Timed Jokes. Moore's trademark is a crew haircut, a bow tie and a tireless grin. He opens most shows with a two-minute monologue he writes himself, follows it with a seven-minute skit featuring such regulars as Announcer Durward Kirby, Dancer Ray Malone and Singers Denise Lor and Ken Carson. Once every week, Moore brings on Naturalist Ivan Sanderson and his menagerie of chunga birds and false palm-civets. For his closing spot, he keeps on hand a stock of carefully timed jokes and comment (ranging from 20 seconds to 2 1/2 minutes).
Listeners are asked regularly to tell Moore what they don't like about the show (mostly, they don't like guest stars getting in Moore's way). Moore is proud of his fans' loyalty: on the offer of a $1 Riviera-brand blouse, his show got a total of 50,000 orders, while another show with twice his rating was able to sell only 15,000. Early last year, before Moore had caught on with advertisers, CBS wanted him to turn his program into a less expensive contest show. Garry fought the network and won, with the backing of his only sponsor at the time, Stokely-Van Camp (canned goods). On the air, he told his TV audience all about it and asked them to write thank-you notes to the sponsor; 14,000 did.

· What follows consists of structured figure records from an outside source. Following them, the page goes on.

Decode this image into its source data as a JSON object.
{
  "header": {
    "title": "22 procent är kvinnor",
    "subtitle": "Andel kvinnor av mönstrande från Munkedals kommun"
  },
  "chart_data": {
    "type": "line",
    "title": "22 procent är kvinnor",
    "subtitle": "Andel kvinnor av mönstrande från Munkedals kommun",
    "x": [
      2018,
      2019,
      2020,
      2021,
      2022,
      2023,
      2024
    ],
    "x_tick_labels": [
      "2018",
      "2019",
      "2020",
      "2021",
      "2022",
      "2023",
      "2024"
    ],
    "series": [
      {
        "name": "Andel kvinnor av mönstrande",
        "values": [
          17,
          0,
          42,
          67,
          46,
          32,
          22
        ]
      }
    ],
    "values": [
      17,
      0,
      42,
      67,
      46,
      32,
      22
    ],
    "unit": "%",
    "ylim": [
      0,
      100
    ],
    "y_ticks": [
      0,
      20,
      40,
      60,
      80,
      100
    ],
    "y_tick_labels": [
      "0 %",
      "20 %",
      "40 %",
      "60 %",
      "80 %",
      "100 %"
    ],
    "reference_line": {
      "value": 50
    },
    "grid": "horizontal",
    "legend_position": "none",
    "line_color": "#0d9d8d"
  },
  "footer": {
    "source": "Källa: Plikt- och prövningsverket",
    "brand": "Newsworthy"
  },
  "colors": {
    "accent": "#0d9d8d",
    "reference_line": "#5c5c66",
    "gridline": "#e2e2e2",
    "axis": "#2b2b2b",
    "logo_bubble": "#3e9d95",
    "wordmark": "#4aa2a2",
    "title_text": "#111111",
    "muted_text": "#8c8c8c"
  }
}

$100 Name. Born in Baltimore 37 years ago, Garry Moore got his show-business start at 18 as writer-announcer on a Baltimore radio station. He worked until 1940 under his real name, Thomas Garrison Morfit. When he took over as writer-M.C. of Chicago's radio Club Matinee, he held a contest to pick out a new name: a Pittsburgh woman won $100 for suggesting Garry Moore.
Moore is also moderator of a CBS-TV nighttime panel show, I've Got a Secret, but his heart belongs to his housewives. His daytime accent is always cheerful ("Even when we gave blood donations on the air, we did it with jokes"), and he boasts that "we have the guts not to go for cheap laughs--things like pratfalls." The mission of daytime TV, as he sees it, is to ease the loneliness of women while their husbands and children are away during the day. Says he: "I'm convinced they want to hear the sounds of merriment while they work."